Değerli okurlar,
Eser hakkında düşündüklerimi yazmadan önce sunuşumu yazmak istedim.
Bu esere baktığımda Refet ile kendi hayat yolculuğumu birleştiriyorum.Bir incelemeden çok benim penceremden hem yazara hem de eserine küçük bir bakışımı sergilemeye çalışıyorum.
Eser yayınevinin kalitesi, kapak tasarımı, günümüz türkçesiyle yayınlanması, Ahmet Mithat’ın sunuşu ve Türk Edebiyatı Klasiklerine verdiği önemle göz dolduruyor.
İçeriğine gelince Refet’in büyük bir mücadeleden sonra kazandığı zaferi, tek başına o dönemde ayakta durabilen bir öğretmenin mesleğe adım atmadan önceki yaşamını ve sonrasını
görmekteyiz.
Özellikle son kısmında amcasının oğlunun para kazanmadan önce sırt çevirip bilgi birikime sahip olduktan sonra cevher gibi görme kısmı Türkiye’nin bir gerçeği olarak hayatımızın parçası olmaya devam ediyor.
Hayat yolculuğumda bir araç sahibi değilken yüzüme bile bakmayan akrabalarım, tanıdıklarım araç sahibi, mal, mülk sahibi olduktan sonra el, pençe divan durmaları beni epey güldürmüştü.
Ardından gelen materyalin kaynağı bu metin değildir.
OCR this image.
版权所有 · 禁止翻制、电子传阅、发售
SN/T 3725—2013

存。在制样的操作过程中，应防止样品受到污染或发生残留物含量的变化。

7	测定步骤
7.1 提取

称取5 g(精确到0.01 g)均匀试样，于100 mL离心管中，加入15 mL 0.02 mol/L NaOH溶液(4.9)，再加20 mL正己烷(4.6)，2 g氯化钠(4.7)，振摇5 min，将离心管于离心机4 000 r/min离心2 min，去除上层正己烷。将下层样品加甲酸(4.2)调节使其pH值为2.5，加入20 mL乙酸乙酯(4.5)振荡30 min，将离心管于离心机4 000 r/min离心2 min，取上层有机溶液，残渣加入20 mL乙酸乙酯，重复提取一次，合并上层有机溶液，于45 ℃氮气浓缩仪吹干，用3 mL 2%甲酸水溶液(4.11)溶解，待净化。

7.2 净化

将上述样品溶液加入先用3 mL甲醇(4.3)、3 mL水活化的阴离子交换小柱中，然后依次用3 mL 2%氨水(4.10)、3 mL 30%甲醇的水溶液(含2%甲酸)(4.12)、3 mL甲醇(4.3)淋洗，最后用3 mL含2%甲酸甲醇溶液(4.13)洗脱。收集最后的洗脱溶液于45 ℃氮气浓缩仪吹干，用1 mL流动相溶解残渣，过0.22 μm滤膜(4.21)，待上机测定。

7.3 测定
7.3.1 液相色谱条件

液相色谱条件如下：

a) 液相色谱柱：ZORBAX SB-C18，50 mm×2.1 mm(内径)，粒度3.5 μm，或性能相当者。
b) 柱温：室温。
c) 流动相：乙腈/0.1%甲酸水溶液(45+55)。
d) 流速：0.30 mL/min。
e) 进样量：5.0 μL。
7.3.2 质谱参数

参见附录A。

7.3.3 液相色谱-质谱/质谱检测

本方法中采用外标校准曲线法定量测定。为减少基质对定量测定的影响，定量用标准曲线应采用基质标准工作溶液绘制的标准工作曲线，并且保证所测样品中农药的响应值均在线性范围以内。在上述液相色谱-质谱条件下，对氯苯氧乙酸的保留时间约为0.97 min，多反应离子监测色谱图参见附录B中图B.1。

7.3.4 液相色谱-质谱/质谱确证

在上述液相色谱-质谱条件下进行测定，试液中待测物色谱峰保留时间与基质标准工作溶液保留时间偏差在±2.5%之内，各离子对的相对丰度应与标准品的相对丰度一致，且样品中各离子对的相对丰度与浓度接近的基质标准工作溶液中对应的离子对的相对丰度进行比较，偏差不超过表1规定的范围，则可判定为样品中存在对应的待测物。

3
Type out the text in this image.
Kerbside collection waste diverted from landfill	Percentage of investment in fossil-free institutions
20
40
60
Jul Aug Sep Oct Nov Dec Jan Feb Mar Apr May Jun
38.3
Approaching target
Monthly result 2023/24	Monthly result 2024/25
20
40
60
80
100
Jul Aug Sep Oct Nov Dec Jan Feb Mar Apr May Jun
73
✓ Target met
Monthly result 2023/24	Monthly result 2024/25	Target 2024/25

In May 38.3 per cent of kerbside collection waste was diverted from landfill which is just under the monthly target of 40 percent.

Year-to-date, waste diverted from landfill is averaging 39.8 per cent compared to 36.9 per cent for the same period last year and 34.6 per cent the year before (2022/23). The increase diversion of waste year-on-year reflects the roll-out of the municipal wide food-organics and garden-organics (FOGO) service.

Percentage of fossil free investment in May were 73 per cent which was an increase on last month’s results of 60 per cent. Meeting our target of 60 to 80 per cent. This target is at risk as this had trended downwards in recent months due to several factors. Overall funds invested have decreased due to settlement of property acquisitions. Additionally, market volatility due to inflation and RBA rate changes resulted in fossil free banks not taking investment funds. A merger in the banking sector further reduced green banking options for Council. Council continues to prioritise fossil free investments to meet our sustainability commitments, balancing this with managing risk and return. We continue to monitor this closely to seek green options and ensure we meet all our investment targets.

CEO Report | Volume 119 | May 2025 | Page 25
Almanya’dan göç eden çok uzaktan akrabalarımın telefonla talip olmaları, kendini anlatmaya çalışan, konuşmak için türlü bahanelerle kapımızın çalması bütün bunlar tesadüf olmasa gerekti. Hala hiçbir değer yargısı olmayan , para karşısında suratlarında güller açan Türk Aile Yapısına hayretle, biraz da hafif tebessüm ederek bakmaktayım.
Merak etmeyin gülümsemem size değil, Refet’in amcasının oğlu ve benzerlerine duyduğum boş bir yaşantıya, asla hissetmeyeceği vicdanadır.
Görüşmek dileğiyle.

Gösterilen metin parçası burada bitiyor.